Ada had expected to love making love with Harman—with sharing her body with him and learning the pleasure his body could bring her—but she had been amazed to find that as their closeness grew, it was as if each of them had discovered another body—not hers, not his, but something shared and inexplicable. Ada had never discussed this with anyone—not even with Harman, although she knew that he shared the feeling—and it was her opinion that it had taken the Fall to liberate this mystery in human beings.

These last eight months since the Fall should have been a hard, sad time for Ada—the servitors crashed to uselessness, her life of ease and partying gone forever, the world that she had known and grown up in gone forever, her mother—who had refused to come back to the danger of Ardis Hall, staying at the Loman Estate near the eastern coast with two thousand others, dead along with all the others there in the massed voynix attack in the autumn—the disappearance of Ada’s cousin-friend Virginia from her estate outside of Chom above the Arctic Circle, the unprecedented worries about food and warmth and safety and survival, the terrible knowledge that the Firmary was gone forever and that the certainty of ascension to the heaven of the p-ring and e-ring was all a vicious myth, the sobering knowledge that only death awaited them someday and that even the Five Twenties lifespan was not their birthright any more, that they could die at any time… it all should have been terrifying and oppressive to the twenty-seven-year-old woman.

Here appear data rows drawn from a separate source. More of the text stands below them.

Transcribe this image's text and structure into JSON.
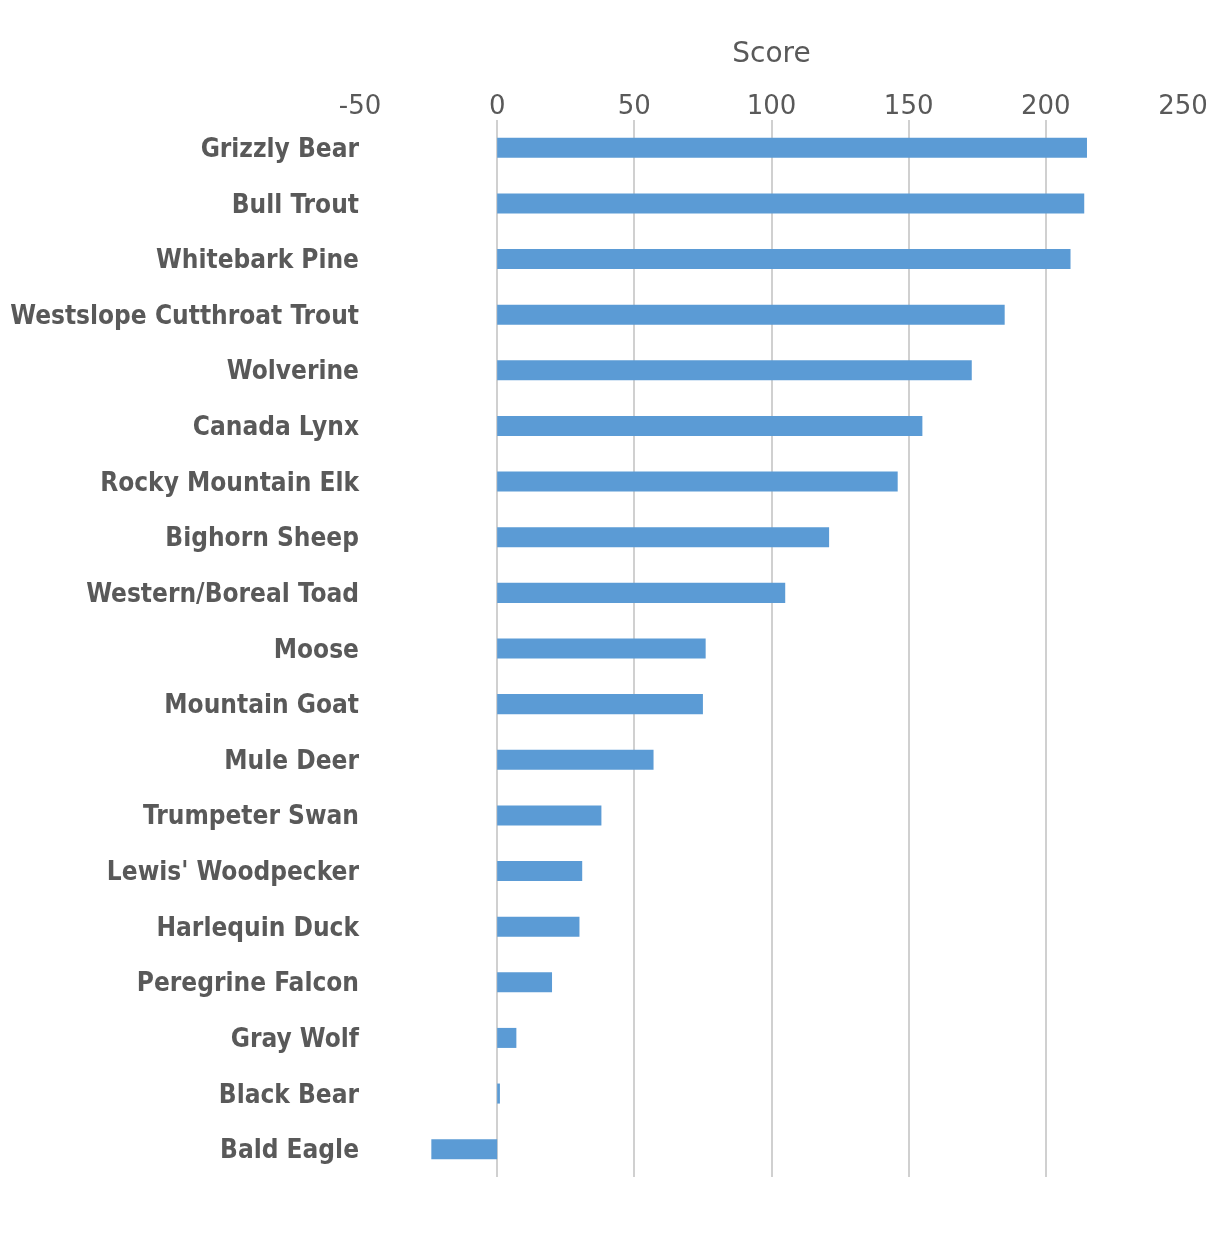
{
  "chart_data": {
    "type": "bar",
    "orientation": "horizontal",
    "xlabel": "Score",
    "categories": [
      "Grizzly Bear",
      "Bull Trout",
      "Whitebark Pine",
      "Westslope Cutthroat Trout",
      "Wolverine",
      "Canada Lynx",
      "Rocky Mountain Elk",
      "Bighorn Sheep",
      "Western/Boreal Toad",
      "Moose",
      "Mountain Goat",
      "Mule Deer",
      "Trumpeter Swan",
      "Lewis' Woodpecker",
      "Harlequin Duck",
      "Peregrine Falcon",
      "Gray Wolf",
      "Black Bear",
      "Bald Eagle"
    ],
    "values": [
      215,
      214,
      209,
      185,
      173,
      155,
      146,
      121,
      105,
      76,
      75,
      57,
      38,
      31,
      30,
      20,
      7,
      1,
      -24
    ],
    "color": "#5b9bd5",
    "xlim": [
      -50,
      250
    ],
    "xticks": [
      -50,
      0,
      50,
      100,
      150,
      200,
      250
    ],
    "grid": "x",
    "legend": false
  }
}
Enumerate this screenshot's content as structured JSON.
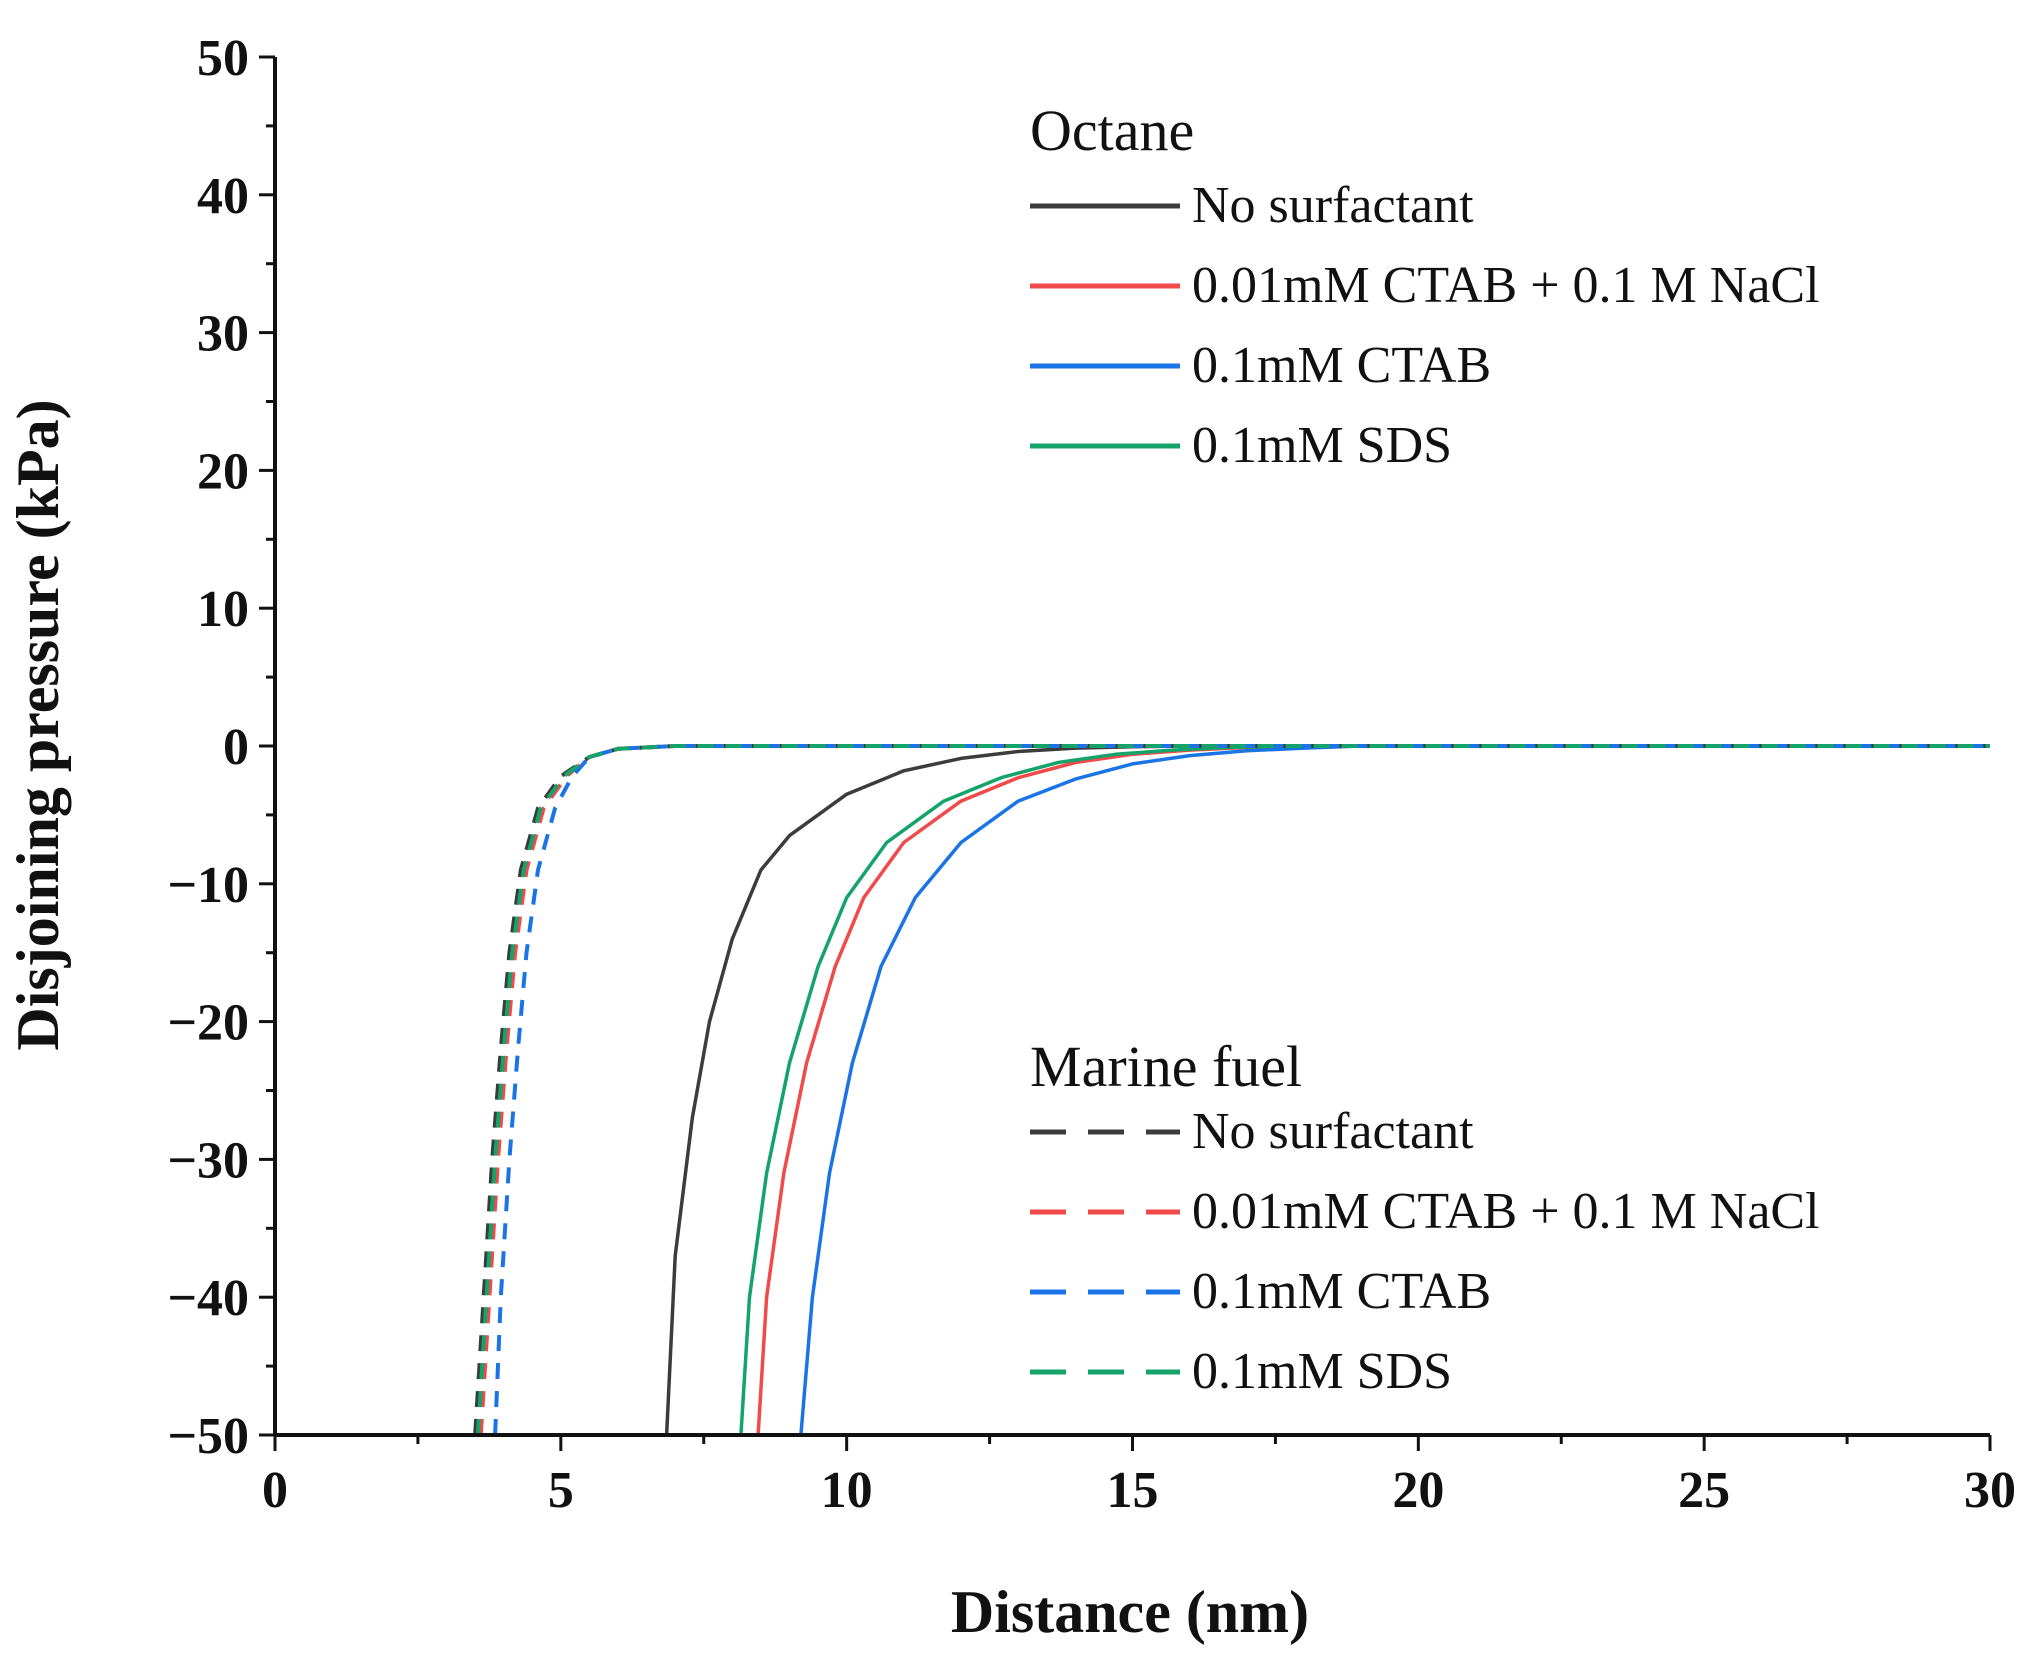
{
  "chart_data": {
    "type": "line",
    "title": "",
    "xlabel": "Distance (nm)",
    "ylabel": "Disjoining pressure (kPa)",
    "xlim": [
      0,
      30
    ],
    "ylim": [
      -50,
      50
    ],
    "x_ticks": [
      "0",
      "5",
      "10",
      "15",
      "20",
      "25",
      "30"
    ],
    "y_ticks": [
      "50",
      "40",
      "30",
      "20",
      "10",
      "0",
      "−10",
      "−20",
      "−30",
      "−40",
      "−50"
    ],
    "grid": false,
    "legend_groups": [
      {
        "title": "Octane",
        "placement": "top-right",
        "line_style": "solid",
        "series": [
          {
            "name": "No surfactant",
            "color": "#3c3c3c",
            "points": [
              [
                6.85,
                -50
              ],
              [
                7.0,
                -37
              ],
              [
                7.3,
                -27
              ],
              [
                7.6,
                -20
              ],
              [
                8.0,
                -14
              ],
              [
                8.5,
                -9
              ],
              [
                9.0,
                -6.5
              ],
              [
                10.0,
                -3.5
              ],
              [
                11.0,
                -1.8
              ],
              [
                12.0,
                -0.9
              ],
              [
                13.0,
                -0.4
              ],
              [
                14.0,
                -0.15
              ],
              [
                15.0,
                -0.05
              ],
              [
                16.0,
                0
              ],
              [
                30.0,
                0
              ]
            ]
          },
          {
            "name": "0.01mM CTAB + 0.1 M NaCl",
            "color": "#f04a4a",
            "points": [
              [
                8.45,
                -50
              ],
              [
                8.6,
                -40
              ],
              [
                8.9,
                -31
              ],
              [
                9.3,
                -23
              ],
              [
                9.8,
                -16
              ],
              [
                10.3,
                -11
              ],
              [
                11.0,
                -7
              ],
              [
                12.0,
                -4
              ],
              [
                13.0,
                -2.3
              ],
              [
                14.0,
                -1.2
              ],
              [
                15.0,
                -0.6
              ],
              [
                16.0,
                -0.3
              ],
              [
                17.0,
                -0.1
              ],
              [
                18.0,
                0
              ],
              [
                30.0,
                0
              ]
            ]
          },
          {
            "name": "0.1mM CTAB",
            "color": "#1a74e6",
            "points": [
              [
                9.2,
                -50
              ],
              [
                9.4,
                -40
              ],
              [
                9.7,
                -31
              ],
              [
                10.1,
                -23
              ],
              [
                10.6,
                -16
              ],
              [
                11.2,
                -11
              ],
              [
                12.0,
                -7
              ],
              [
                13.0,
                -4
              ],
              [
                14.0,
                -2.4
              ],
              [
                15.0,
                -1.3
              ],
              [
                16.0,
                -0.7
              ],
              [
                17.0,
                -0.35
              ],
              [
                18.0,
                -0.15
              ],
              [
                19.0,
                0
              ],
              [
                30.0,
                0
              ]
            ]
          },
          {
            "name": "0.1mM SDS",
            "color": "#14a36a",
            "points": [
              [
                8.15,
                -50
              ],
              [
                8.3,
                -40
              ],
              [
                8.6,
                -31
              ],
              [
                9.0,
                -23
              ],
              [
                9.5,
                -16
              ],
              [
                10.0,
                -11
              ],
              [
                10.7,
                -7
              ],
              [
                11.7,
                -4
              ],
              [
                12.7,
                -2.3
              ],
              [
                13.7,
                -1.2
              ],
              [
                14.7,
                -0.6
              ],
              [
                15.7,
                -0.3
              ],
              [
                16.7,
                -0.1
              ],
              [
                17.7,
                0
              ],
              [
                30.0,
                0
              ]
            ]
          }
        ]
      },
      {
        "title": "Marine fuel",
        "placement": "bottom-right",
        "line_style": "dashed",
        "series": [
          {
            "name": "No surfactant",
            "color": "#3c3c3c",
            "points": [
              [
                3.5,
                -50
              ],
              [
                3.65,
                -40
              ],
              [
                3.8,
                -30
              ],
              [
                3.95,
                -22
              ],
              [
                4.1,
                -15
              ],
              [
                4.3,
                -9
              ],
              [
                4.6,
                -4.5
              ],
              [
                5.0,
                -2.2
              ],
              [
                5.5,
                -0.8
              ],
              [
                6.0,
                -0.2
              ],
              [
                7.0,
                0
              ],
              [
                30.0,
                0
              ]
            ]
          },
          {
            "name": "0.01mM CTAB + 0.1 M NaCl",
            "color": "#f04a4a",
            "points": [
              [
                3.6,
                -50
              ],
              [
                3.75,
                -40
              ],
              [
                3.9,
                -30
              ],
              [
                4.05,
                -22
              ],
              [
                4.2,
                -15
              ],
              [
                4.4,
                -9
              ],
              [
                4.7,
                -4.5
              ],
              [
                5.1,
                -2.2
              ],
              [
                5.5,
                -0.8
              ],
              [
                6.0,
                -0.2
              ],
              [
                7.0,
                0
              ],
              [
                30.0,
                0
              ]
            ]
          },
          {
            "name": "0.1mM CTAB",
            "color": "#1a74e6",
            "points": [
              [
                3.85,
                -50
              ],
              [
                3.95,
                -40
              ],
              [
                4.1,
                -30
              ],
              [
                4.25,
                -22
              ],
              [
                4.4,
                -15
              ],
              [
                4.6,
                -9
              ],
              [
                4.9,
                -4.5
              ],
              [
                5.2,
                -2.2
              ],
              [
                5.5,
                -0.8
              ],
              [
                6.0,
                -0.2
              ],
              [
                7.0,
                0
              ],
              [
                30.0,
                0
              ]
            ]
          },
          {
            "name": "0.1mM SDS",
            "color": "#14a36a",
            "points": [
              [
                3.55,
                -50
              ],
              [
                3.7,
                -40
              ],
              [
                3.85,
                -30
              ],
              [
                4.0,
                -22
              ],
              [
                4.15,
                -15
              ],
              [
                4.35,
                -9
              ],
              [
                4.65,
                -4.5
              ],
              [
                5.05,
                -2.2
              ],
              [
                5.5,
                -0.8
              ],
              [
                6.0,
                -0.2
              ],
              [
                7.0,
                0
              ],
              [
                30.0,
                0
              ]
            ]
          }
        ]
      }
    ]
  }
}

She had been happy. Ada had been happier than at any time in her life. She had been happy with the new challenges and with the need to find courage as well as the need to trust and depend on others for her life. Ada had been happy learning that she loved Harman and that he loved her in some way that their old world of fax-in parties and servitor luxuries and temporary connections between men and women would never have allowed. As unhappy as she was each time he left on a hunting trip or to lead an attack on voynixes or on a sonie voyage to the Golden Gate at Machu Picchu or to another ancient site, or on one of his teaching fax-journeys to any of the three-hundred-some other communities of survivors—at least half the humans on Earth dead since the Fall, and there were never a million of us we know now, that number the post-humans had given us centuries ago had always been a lie—she was equally happy every time he returned and gloriously happy every cold, dangerous, uncertain day that he was there at Ardis Hall with her.

She would go on if her beloved Harman was dead—she knew in her heart that she would go on, survive, fight, birth and raise this child, perhaps love again—but she also knew this night that the fierce, gliding joy of the past eight months would be gone forever.

Quit being an idiot, Ada commanded herself.

She rose, adjusted her shawl, and had turned to go into the house when the bell in the gate watchtower rang out, as did the voice of one of the sentries.

“Three people approaching from the forest!”

All the men at the cupola dropped their work, grabbed spears or bows or crossbows, and ran to the walls. The roving sentries from the east and west yards also ran to the ladders and parapets.

Three people. For a moment, Ada stood frozen where she was. Four had left that morning. And they’d had a converted droshky pulled by an ox. They wouldn’t return without the droshky and ox unless something terrible had happened, and if it was just that someone had been injured—say, a twisted ankle or broken leg—they would have used the droshky to transport him or her.

“Three people approaching the north gate,” cried the watchtower guard again. “Open the gate. They’re carrying a body.”

Ada dropped her shawl and ran as fast as she could for the north gate.